İsmail annemi gördüğünde annemin taktığı Fino Köpeği lakabına hak ederek fanusun bir ucundan diğerine emekleyerek yüzen, fanusun camına kendince öpücükler konduran, diğer ikili gelmeden önce suyun yüzeyinde köpükler yapmayı seven diğer ikiliye kıyasla yavru bir balıktı. İshak, İsmail’e yapılan ilgiye şahit olduğunda kendince onu taklit etmeye çalışan haylaz bir balıkken Yakup ise balıkları aldığımız ablanın deyimiyle Bok Yiyici lakabını hak edecek şekilde fanusun dibinden ayrılmazdı. Ta ki düne kadar.
Sabahleyin 11 gibi sağ gördüğümüz balıklardan İshak’ın yan yatarak gittiğini 12 gibi fark ettik.
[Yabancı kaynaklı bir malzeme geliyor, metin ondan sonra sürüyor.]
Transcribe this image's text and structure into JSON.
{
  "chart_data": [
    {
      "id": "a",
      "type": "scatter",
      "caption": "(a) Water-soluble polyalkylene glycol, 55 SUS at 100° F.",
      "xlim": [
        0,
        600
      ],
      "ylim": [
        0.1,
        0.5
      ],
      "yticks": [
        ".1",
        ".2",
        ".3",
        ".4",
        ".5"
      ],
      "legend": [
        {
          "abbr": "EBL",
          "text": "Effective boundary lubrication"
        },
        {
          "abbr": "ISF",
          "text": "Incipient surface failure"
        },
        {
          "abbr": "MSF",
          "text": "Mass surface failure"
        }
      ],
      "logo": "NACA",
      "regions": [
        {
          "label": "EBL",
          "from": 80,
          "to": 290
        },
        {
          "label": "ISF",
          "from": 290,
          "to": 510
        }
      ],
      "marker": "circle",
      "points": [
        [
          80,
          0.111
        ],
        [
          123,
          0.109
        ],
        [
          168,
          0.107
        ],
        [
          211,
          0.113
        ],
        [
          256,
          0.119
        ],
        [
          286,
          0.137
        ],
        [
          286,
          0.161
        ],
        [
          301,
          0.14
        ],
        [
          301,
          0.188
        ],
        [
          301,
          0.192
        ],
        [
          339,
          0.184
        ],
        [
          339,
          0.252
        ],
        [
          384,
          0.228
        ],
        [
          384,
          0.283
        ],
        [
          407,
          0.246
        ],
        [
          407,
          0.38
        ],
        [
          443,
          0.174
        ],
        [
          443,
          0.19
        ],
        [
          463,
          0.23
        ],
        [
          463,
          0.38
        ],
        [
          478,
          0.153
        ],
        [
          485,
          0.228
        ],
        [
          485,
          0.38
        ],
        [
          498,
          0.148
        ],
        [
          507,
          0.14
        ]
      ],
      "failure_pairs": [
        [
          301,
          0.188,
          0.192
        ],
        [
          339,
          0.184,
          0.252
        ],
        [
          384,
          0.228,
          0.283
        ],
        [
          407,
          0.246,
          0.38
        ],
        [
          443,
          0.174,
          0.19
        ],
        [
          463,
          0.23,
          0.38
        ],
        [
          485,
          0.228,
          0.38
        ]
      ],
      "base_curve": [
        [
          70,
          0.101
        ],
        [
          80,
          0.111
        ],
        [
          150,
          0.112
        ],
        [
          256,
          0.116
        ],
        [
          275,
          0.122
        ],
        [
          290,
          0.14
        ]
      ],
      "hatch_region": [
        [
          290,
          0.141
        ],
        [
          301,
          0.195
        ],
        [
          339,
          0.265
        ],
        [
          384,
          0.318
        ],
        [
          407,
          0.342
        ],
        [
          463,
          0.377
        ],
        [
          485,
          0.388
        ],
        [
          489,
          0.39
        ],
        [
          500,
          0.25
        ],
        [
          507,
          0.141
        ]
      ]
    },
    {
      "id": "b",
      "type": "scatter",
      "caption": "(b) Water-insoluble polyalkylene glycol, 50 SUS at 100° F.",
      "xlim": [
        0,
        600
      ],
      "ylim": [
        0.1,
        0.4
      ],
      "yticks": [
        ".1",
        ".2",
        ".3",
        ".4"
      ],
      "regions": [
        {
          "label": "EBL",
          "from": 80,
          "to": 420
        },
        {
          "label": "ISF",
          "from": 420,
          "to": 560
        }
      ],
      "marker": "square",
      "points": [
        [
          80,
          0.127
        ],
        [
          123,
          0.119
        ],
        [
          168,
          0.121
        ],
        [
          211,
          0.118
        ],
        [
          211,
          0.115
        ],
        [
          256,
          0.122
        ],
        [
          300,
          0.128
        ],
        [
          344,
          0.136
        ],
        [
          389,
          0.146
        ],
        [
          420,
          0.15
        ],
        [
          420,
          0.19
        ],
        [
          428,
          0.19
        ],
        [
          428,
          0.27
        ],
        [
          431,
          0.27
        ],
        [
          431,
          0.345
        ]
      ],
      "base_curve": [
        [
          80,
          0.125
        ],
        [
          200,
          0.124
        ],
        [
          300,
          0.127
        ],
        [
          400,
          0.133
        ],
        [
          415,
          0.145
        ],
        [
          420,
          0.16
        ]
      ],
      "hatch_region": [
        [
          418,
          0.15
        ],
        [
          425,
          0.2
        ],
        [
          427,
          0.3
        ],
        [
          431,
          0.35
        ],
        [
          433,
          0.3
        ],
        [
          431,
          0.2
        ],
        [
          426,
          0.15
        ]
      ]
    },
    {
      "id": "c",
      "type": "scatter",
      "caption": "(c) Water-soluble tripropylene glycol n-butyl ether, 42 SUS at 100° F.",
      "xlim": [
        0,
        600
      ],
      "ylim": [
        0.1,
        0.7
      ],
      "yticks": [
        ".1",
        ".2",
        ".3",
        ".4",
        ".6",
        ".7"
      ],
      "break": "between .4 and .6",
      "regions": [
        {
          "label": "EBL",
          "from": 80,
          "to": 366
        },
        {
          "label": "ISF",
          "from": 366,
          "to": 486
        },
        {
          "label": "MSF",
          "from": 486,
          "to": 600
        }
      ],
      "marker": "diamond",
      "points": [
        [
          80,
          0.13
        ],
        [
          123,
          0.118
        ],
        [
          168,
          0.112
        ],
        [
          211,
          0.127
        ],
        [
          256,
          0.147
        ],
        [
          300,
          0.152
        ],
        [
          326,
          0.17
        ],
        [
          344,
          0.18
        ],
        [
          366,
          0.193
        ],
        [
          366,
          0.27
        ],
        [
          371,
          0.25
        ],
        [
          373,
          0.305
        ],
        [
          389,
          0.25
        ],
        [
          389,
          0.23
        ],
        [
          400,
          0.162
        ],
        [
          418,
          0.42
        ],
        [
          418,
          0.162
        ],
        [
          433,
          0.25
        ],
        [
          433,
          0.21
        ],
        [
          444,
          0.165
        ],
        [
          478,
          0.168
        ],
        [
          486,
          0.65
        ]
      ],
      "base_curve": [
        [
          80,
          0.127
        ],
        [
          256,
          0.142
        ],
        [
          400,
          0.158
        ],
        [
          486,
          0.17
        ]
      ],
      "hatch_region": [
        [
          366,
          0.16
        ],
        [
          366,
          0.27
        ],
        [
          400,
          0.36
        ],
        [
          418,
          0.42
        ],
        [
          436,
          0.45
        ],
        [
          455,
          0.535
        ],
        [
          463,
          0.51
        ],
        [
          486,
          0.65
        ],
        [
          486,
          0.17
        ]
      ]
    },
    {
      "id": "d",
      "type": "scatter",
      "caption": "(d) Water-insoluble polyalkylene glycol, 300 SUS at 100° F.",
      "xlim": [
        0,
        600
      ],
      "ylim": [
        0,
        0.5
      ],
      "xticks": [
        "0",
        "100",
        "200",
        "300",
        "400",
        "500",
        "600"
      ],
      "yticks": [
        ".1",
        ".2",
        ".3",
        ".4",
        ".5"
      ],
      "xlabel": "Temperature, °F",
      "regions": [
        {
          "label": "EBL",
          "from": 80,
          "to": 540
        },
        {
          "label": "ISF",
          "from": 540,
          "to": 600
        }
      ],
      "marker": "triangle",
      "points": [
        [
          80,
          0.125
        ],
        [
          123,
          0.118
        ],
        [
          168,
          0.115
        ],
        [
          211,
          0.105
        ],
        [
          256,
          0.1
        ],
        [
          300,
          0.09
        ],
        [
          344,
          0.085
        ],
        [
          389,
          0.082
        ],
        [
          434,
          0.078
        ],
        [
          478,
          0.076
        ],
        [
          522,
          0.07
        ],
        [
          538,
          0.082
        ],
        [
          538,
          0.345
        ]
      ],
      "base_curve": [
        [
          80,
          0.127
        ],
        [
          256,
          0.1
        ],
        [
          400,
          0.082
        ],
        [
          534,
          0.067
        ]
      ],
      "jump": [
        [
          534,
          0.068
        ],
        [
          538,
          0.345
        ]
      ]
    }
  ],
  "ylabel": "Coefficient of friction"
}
Vücudunu kontrol etmemize, suyun temizliğine bakmamıza rağmen yalpalıyordu. Hasta olabileceğini düşünerek farklı kaba aldık. Bu konuyla alakalı kimi yorum yapan kişiler ya ciğer(ler)inin şiştiğini ya yediği yemin boğazına takılabildiğini ya da kabız olabileceğinden bahsetmişti. 2 ve 3’üncü durumlar için amatörce önlem(ler) alsak da -nasıl olabileceğini kestiremediğimiz- ilkinin olabileceği kanısına öldüğünde fark edebildik. Gerekli tedbirlerden sonra diğer 2 balığı kendi hâline bıraktık. Ta ki 22’ye kadar. Son 1 saatin içinde bu ikisinde bir durgunluk vardı. Ancak anlam verememiştik. İsmail’in öldüğünü İshak’ın son manzarasıyla fark ettik. Aynı şey ise 23.30 civarında Yakup’un başına geldi.
Üçü gözümde kardeş gibilerdi. Bu kardeşlikleri öbürkü taraf varsa daimi olması temennisi içinde bu girdiyi girmek istedim. O çaresizlik içinde elimden bir şey gelememesinin beni mahvettiğini de belirtmek isterim.